Ich erinnere mich an die Schlagzeilen, die durch die Medienlandschaft gingen. Die beiden Beamtinnen waren zu einem Einsatz gerufen worden, bei dem eine Person mit einer Schusswaffe drohte. Als die Situation eskalierte, suchten sie Schutz im Streifenwagen und verließen den Einsatzort. Ihre männlichen Kollegen blieben und stellten sich der Gefahr. «In solchen Situationen offenbart sich, wer den Anforderungen des Polizeidienstes gewachsen ist», erklärte ein hochrangiger Polizeibeamter, der anonym bleiben wollte. Das Innenministerium NRW hat inzwischen ein Disziplinarverfahren eingeleitet. Den Beamtinnen droht die Entlassung.
Bei Gesprächen mit Kollegen höre ich immer wieder, wie komplex solche Entscheidungen in Sekundenbruchteilen sein können. Vor Jahren begleitete ich eine Nachtschicht und spürte die ständige Anspannung, nie zu wissen, was der nächste Einsatz bringt.
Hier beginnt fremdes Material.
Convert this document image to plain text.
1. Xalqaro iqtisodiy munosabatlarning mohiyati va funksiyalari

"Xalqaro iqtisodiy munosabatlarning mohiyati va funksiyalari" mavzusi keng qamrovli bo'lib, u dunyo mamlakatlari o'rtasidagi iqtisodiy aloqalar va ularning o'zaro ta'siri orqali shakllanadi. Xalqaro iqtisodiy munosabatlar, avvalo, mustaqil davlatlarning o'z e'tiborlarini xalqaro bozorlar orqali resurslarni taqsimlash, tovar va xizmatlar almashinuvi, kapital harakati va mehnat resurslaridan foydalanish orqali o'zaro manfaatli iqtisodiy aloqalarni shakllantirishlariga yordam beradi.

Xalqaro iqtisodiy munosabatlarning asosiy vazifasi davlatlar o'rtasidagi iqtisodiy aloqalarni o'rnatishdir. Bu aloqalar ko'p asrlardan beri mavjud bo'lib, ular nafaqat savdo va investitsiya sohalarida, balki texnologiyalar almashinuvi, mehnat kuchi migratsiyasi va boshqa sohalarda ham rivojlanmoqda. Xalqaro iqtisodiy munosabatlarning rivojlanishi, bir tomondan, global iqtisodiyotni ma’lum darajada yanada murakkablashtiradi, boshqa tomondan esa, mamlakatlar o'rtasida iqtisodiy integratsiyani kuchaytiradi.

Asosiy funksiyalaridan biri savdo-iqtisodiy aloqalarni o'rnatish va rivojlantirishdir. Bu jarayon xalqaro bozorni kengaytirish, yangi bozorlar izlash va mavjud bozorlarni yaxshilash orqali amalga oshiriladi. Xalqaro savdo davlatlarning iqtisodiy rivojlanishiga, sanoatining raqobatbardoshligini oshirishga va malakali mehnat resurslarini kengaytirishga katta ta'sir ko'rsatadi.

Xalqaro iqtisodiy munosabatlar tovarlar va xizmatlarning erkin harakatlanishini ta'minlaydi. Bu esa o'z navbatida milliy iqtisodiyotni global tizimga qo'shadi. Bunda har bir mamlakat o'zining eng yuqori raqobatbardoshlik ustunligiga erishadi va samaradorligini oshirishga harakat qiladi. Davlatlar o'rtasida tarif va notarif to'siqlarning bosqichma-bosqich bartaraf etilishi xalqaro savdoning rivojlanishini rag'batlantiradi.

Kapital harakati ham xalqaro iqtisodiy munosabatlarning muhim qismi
Die Debatte wirft grundlegende Fragen auf. Geht es um Eignung oder um Fehler im Training? Das Verfahren könnte Präzedenzcharakter haben. In Zeiten des Personalmangels bei der Polizei wiegt jede Entlassung doppelt schwer. Die Entscheidung wird mit Spannung erwartet – von Kollegen und Öffentlichkeit gleichermaßen.